Besides the history of the Eagles, my own personal history makes this game significant in my heart.  For as long as I can remember, football has been my favorite thing, my passion.  I watched football on the NFL Network even when there were no real games on, I read about football even when my teachers would tell us to pick a fiction book, and I played flag football when I was too young to play for my school and when the only youth team was a Church-run organization for Catholic children (I was and still am Jewish).  One thing that always captivated me about football was the toughness of the sport, physically and mentally.  So when I discovered Chuck Bednarik I was instantly drawn to his legacy.  He was the definition of toughness, the last to go both ways, and one of the most feared tacklers in NFL history.  Over my bed, for the majority of my childhood, hung the famous photo of his hit on Frank Gifford, standing over him again victorious, fist raised in the air.  And now, after playing high school football, I can relate
to how Bednarik must’ve felt.  I too often played both ways for my team, switching between linebacker and quarterback.  Those were the most challenging games of my life, and I was only doing it at the high school level.  For him to do that on the professional level and have the career that he did, it’s something you need to see to believe.  I was actually fortunate enough to meet the great Bednarik.  As a birthday present my father took me to Franklin Field to watch the University of Pennsylvania take on Yale.  The real reason we were there though, was because we knew Bednarik was going to be signing autographs.  In a tunnel under the stadium, I approached, unable to express my utter appreciation for all he had accomplished in his life, and he graciously signed my book that was about him.  But in addition to my personal connection I have with Bednarik, I also have a deep connection with professional football in general.  To go back and see Lombardi’s Packers would be to witness arguably the most historical team in pro football history.  There in front of my very eyes would be Bart Starr, Paul Hornung, Jim Taylor, and Ray Nitchske, and the famous Packer sweep.  But more important than any of the heroes on the field, would be Lombardi.  He was the pure embodiment of excellence, and would go down as the greatest to ever coach in the NFL.  And with all this green and gold greatness, I would have the satisfaction that the Eagles, my Eagles, had the courage to stand up to them and emerge triumphant.   
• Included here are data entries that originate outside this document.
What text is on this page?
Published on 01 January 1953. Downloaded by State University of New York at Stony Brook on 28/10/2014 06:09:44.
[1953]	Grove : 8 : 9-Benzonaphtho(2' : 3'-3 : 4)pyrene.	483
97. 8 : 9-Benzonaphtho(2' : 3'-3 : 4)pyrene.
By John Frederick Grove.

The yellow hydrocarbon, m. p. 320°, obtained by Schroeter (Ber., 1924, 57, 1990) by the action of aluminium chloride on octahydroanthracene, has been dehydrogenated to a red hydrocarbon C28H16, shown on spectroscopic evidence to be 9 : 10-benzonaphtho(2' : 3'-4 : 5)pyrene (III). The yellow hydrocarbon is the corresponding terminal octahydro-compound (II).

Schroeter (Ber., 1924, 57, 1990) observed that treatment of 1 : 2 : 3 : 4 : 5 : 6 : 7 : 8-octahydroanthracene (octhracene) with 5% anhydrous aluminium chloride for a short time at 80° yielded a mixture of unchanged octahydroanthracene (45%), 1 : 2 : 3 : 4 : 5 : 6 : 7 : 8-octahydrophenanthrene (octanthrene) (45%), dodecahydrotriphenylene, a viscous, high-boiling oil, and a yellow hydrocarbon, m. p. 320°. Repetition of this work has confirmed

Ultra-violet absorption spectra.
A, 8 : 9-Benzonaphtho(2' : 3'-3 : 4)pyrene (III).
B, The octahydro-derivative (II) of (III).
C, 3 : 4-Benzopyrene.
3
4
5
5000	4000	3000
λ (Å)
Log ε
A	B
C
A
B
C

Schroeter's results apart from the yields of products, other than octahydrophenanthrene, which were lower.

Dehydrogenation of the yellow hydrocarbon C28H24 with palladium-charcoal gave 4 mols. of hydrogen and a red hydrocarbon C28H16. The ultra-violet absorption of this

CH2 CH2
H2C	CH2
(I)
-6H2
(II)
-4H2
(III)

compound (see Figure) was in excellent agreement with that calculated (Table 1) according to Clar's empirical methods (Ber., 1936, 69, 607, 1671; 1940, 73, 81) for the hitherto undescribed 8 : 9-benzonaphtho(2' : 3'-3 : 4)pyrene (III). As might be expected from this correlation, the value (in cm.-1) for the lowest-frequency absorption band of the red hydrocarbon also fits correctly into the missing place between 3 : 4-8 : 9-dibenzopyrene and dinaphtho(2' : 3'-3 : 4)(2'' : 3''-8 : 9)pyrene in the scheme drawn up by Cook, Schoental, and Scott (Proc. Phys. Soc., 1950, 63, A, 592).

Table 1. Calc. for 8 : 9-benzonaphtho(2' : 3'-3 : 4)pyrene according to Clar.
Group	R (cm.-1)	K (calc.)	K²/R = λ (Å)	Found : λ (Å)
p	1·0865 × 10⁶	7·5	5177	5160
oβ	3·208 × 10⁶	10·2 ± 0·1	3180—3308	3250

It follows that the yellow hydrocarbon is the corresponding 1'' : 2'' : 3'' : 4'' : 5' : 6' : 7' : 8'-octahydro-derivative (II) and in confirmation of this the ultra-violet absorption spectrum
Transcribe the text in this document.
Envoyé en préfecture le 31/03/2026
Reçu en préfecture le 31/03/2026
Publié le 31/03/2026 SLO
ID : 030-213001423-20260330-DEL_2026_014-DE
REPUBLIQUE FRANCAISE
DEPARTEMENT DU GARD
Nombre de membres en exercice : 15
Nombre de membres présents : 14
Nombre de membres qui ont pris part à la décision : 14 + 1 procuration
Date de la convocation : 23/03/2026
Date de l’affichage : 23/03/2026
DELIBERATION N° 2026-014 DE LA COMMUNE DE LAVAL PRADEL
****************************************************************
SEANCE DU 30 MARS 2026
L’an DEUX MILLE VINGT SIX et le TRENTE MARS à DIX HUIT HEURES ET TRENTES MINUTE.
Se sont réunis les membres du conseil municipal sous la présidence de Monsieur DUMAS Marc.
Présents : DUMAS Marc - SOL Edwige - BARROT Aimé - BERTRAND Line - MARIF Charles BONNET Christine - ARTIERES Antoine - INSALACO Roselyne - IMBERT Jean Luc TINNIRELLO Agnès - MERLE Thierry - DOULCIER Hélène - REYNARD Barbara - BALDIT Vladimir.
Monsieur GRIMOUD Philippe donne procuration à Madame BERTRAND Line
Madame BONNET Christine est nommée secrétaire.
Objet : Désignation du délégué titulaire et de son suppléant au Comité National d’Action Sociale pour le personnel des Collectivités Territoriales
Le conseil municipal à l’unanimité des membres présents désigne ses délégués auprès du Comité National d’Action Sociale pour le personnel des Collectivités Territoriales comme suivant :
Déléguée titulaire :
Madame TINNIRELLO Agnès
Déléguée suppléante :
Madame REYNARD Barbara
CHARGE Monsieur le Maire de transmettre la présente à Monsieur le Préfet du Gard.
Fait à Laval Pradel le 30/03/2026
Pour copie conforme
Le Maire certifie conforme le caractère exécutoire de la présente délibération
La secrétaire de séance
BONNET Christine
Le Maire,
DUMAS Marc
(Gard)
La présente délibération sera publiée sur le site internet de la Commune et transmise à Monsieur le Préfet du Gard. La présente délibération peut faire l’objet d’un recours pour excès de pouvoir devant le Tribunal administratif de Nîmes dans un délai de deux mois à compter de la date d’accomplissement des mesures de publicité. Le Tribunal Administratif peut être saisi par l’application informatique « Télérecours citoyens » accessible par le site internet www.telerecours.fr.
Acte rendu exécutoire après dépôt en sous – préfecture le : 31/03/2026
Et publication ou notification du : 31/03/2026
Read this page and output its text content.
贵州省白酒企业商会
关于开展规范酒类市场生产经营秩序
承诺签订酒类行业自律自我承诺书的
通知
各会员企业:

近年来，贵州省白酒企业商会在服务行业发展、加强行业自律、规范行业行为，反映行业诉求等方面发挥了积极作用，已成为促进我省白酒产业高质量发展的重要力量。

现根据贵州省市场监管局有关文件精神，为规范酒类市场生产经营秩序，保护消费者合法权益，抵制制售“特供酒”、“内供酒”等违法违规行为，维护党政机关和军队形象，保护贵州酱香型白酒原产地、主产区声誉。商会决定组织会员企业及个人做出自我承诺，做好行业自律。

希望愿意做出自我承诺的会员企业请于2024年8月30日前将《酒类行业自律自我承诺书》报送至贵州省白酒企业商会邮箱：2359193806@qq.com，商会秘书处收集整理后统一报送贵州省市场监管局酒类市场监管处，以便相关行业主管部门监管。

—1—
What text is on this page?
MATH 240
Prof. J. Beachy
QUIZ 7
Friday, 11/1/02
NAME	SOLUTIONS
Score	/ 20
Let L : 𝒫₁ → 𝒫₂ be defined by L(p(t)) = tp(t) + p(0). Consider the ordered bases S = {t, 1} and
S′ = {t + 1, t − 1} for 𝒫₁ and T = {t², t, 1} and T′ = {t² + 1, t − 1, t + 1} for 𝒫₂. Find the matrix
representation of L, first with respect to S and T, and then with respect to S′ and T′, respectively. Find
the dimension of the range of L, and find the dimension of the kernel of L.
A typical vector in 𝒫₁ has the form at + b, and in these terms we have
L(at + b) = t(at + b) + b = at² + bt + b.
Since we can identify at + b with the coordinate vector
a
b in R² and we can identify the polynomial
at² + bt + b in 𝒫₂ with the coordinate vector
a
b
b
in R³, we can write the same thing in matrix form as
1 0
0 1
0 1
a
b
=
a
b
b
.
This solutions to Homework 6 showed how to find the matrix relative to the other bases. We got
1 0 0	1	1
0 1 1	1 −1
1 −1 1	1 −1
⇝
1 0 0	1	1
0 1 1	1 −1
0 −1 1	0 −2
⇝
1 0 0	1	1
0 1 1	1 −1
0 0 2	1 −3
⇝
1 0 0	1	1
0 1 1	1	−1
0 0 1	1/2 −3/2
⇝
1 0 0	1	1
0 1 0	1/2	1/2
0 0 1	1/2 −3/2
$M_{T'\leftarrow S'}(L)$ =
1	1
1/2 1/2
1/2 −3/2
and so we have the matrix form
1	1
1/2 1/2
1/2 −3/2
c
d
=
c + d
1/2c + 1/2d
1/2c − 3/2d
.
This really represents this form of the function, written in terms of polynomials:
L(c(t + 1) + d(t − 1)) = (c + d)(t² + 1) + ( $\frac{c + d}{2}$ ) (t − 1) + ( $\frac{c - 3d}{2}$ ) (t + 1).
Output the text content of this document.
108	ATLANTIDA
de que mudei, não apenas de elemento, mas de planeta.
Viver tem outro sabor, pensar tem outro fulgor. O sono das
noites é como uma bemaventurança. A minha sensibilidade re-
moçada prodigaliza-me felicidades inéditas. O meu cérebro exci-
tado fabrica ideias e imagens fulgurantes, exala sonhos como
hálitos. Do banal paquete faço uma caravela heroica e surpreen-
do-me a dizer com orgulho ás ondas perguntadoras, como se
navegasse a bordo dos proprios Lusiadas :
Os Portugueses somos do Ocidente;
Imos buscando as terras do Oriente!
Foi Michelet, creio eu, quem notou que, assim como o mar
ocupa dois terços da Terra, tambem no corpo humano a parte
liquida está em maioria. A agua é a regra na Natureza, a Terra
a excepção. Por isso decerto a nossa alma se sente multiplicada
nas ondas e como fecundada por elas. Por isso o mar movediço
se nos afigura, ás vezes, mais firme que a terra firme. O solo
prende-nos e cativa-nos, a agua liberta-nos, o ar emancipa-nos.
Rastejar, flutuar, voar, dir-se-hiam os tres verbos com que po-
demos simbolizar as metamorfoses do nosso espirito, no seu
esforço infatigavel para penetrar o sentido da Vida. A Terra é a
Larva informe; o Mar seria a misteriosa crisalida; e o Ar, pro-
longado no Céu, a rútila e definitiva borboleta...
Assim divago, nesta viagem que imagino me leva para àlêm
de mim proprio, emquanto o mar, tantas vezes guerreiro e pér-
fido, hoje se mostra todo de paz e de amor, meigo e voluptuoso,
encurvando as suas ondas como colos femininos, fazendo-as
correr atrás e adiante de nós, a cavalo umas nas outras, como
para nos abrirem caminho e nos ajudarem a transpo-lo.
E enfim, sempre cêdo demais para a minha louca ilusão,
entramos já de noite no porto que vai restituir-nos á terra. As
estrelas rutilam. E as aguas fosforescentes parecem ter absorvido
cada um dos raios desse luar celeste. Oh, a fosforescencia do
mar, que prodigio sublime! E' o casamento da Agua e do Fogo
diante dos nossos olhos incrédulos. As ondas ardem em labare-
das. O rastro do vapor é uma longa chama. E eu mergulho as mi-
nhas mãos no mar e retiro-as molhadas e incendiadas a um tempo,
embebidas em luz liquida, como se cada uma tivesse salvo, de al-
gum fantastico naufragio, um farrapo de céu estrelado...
             If I could go back in time to see one game, this is the one that automatically, instantaneously comes to mind.  The date 1960, has become engrained in my psyche almost as much as my own birthday – 1995.  My favorite sport is, by a mile, football, and my favorite team, forever, will be the Eagles.  To know that we have not reached the pinnacle of our sport since that game hurts greatly.  It is the butt of every joke for other fans to tease us with.  But it will only make it that much better, when we finally get back to the Super Bowl, and we win it.  There’s a special place in my heart for the number 60.  1960’s the last time our team was at that pinnacle, my favorite Eagle of all time, Bednarik, wore the number 60, and he was also the last of the 60-minute men.  And best of all, he conquered the team of the 60’s, Lombardi’s legendary Packers.  Who, for the majority of the decade remained atop the NFL as champions; except for that one shining moment in 1960.  There, in the sun, in the heart of Philadelphia, the Eagles, my Eagles, were number one.